The main issue lies in the visual indicators of flood victims, which differ significantly from those of lost hikers or fugitives. Flood victims are often obscured, camouflaged, entangled in debris, or submerged in water, making it difficult for existing classifiers to detect them accurately. Moreover, machine learning requires training data, but there are no datasets of aerial imagery featuring humans tangled in debris, covered in mud, and not in normal postures, further increasing the possibility of errors in classification.

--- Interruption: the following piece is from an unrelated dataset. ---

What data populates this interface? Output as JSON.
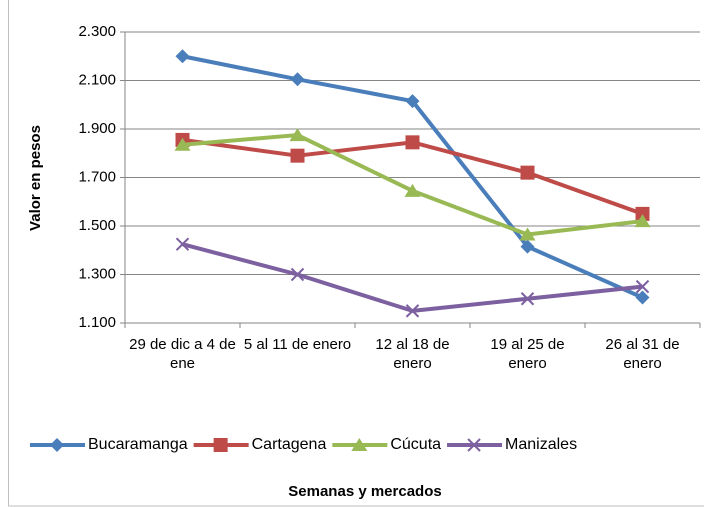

Despite these challenges, AI can still play a role in searching for flood victims when combined with human expertise. A classifier can help prioritize areas of interest by identifying clumps of debris big enough to contain remains or spotting instances of human activity. This collaboration enables search-and-rescue teams to narrow down and prioritize imagery for further inspection, ultimately enhancing the efficiency of their efforts.
The ideal solution would be an AI system that scans entire images, prioritizes those with the strongest signs of victims, and highlights areas for responders to inspect. However, modern systems have high error rates, and if programmed to overestimate candidate locations, they may produce too many false candidates, overloading search-and-rescue teams.
In the absence of perfect AI solutions, human-AI collaboration remains the most effective approach. By leveraging AI's speed and human judgment, search-and-rescue teams can cover more ground efficiently and effectively, increasing the chances of finding survivors in the critical first hours after a flood.